Slayer - "Eternal Pyre" (CD/EP)
"Eternal Pyre" track listing:
2. War Ensemble (Quicktime Video)
3. In the studio (Quicktime Video)
Reviewed by deathbringer on July 25, 2006
On June 6, 2006 (6.6.06), Slayer released "Eternal Pyre" in lieu of their delayed upcoming album "Christ Illusion." However, "Eternal Pyre" is little more than a CD-single containing the new song "Cult" and a couple of video extras in Quicktime format. What more could a Slayer fan ask for besides the entire new album already?
"Cult" is what one would come to expect from modern day Slayer. The track starts off with some guitar work reminiscient of "South of Heaven" and "God Send Death" before launching into the meat of the song, which is mostly in line with what one would expect following "God Hates Us All." Cult brings in the typical Slayer heavy groove that is repeated with the chorus throughout the song before launching in to its pure speed-thrash metal tirade against Christianity. Just past its halfway mark, the song slows to the heavy groove in near-breakdown form before spiraling off into its second (of three) and most extensive guitar solo.
Lyrically, "Cult" is perhaps Slayer's most over-the-top attack on Christianity yet. With lyrics like "Religion is hate, Religion is fear, Religion is war, Religion is rape, Religion is obscene, Religion is a whore" repeated as a chorus three times throughout the song. The song further targets Jesus Christ by name throughout with lyrics such as "The target's fucking Jesus Christ; The one I'd love to sacrifice; I'd nail him to the crucifix." Despite the possible distraction of the over-the-top lyrics, "Cult" stands firmly on its own and if the song is any indicator of what we can expect on the rest of "Christ Illusion," then fans are in for a treat.

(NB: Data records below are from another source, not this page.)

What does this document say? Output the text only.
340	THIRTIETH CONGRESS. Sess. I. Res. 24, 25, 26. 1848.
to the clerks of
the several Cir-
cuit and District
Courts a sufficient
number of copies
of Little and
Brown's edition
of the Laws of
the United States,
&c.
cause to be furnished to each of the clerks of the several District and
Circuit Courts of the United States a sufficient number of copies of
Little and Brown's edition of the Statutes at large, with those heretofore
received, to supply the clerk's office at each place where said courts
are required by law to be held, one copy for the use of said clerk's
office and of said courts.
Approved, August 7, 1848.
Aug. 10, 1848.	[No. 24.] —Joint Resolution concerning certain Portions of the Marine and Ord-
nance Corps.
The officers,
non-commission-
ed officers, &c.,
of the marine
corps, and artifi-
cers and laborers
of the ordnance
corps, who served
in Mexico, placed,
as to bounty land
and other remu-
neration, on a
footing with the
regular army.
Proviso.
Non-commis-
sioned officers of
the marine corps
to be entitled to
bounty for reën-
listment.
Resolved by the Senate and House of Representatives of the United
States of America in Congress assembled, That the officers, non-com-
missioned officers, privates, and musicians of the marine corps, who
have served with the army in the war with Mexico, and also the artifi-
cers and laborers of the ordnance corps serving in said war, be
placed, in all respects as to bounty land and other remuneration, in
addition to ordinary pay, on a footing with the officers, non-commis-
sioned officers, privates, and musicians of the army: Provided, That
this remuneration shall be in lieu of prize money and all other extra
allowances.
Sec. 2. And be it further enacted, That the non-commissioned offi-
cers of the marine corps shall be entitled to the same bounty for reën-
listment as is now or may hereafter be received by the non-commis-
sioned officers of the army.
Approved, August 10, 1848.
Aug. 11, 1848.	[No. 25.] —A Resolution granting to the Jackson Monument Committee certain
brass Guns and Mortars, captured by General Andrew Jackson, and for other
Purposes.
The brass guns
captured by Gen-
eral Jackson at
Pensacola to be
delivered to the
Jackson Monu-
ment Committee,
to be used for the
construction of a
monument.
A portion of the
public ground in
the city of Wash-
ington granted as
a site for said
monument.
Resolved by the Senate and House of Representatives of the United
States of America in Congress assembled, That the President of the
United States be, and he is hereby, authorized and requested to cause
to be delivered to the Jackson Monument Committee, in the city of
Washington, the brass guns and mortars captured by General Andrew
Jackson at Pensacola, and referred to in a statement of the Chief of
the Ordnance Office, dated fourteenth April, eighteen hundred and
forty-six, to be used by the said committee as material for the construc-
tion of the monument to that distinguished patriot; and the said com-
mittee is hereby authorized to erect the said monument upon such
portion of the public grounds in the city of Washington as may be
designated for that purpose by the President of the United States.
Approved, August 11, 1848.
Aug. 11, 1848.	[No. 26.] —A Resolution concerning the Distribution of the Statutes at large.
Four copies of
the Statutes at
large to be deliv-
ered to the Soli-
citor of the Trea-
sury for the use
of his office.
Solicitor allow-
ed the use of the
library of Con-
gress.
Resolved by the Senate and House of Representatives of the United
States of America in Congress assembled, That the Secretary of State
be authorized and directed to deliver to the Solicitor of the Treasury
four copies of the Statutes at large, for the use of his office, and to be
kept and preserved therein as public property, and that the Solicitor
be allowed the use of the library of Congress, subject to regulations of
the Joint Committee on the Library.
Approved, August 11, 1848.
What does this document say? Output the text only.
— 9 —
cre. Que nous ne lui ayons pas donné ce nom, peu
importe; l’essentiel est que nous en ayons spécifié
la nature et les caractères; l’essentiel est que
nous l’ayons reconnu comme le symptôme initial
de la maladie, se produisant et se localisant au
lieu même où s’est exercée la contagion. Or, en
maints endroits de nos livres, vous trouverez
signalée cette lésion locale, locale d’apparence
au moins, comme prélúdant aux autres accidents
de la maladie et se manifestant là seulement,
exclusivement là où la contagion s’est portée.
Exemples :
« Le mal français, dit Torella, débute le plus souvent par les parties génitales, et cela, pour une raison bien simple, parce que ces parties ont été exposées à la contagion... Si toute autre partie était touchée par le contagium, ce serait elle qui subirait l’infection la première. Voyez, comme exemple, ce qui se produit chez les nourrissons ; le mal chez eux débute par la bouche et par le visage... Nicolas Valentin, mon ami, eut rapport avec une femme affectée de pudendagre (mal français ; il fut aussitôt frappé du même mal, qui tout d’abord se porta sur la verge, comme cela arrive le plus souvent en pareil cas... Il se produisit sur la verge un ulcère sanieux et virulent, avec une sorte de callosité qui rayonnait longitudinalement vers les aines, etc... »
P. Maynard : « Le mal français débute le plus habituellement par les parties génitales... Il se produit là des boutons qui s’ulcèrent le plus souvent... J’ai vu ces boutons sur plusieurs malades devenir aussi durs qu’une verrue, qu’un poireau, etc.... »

The videos included on the disc are live footage of "War Ensemble" and some in-studio footage from the making of the album "Christ Illusion." The live video of "War Ensemble" is a good bonus. The in-studio footage is decent as well, but may not meet expectations, as it amounts to only a minute and a half of the band jamming out the main riffs and grooves of "Cult" (without solos or vocals) with a few other studio shots thrown into the mix. It's a fun video, but one might wish for more meat and possibly commentary or interesting bits about the making of the album.
While the quality of both clips is decent (even if somewhat low resolution), they seem to have been added as an afterthought. When inserting the CD into your computer there is no menu that appears to allow easy access to this content. Perhaps that is a good thing, in light of recent malicious behavior of major labels (e.g. Sony) installing potentially damaging software on your computer in an effort to thwart piracy. In fact, I had my own misgivings about putting the CD in my primary computer and I first "tested" it on another computer for this very reason. In that respect, I was relieved when I was not confronted with any licensing agreements or installation prompts when trying to access the video content on the CD.
While it doesn't pack a lot of bang for the buck, "Eternal Pyre" serves its purpose well as a teaser for Slayer's upcoming album, "Christ Illusion." "Cult" is a great track that can easily earn its value is repeated plays. Although the videos are decent extras for die-hard fans, nothing can fully quench our watering mouths for the new album, especially after the taste of the first single.
Highs: "Cult" is a great preview of the upcoming album
Lows: The extras were a little skimpy
Bottom line: Eternal Pyre is little more than a teaser for the upcoming "Christ Illusion," but a good one at that.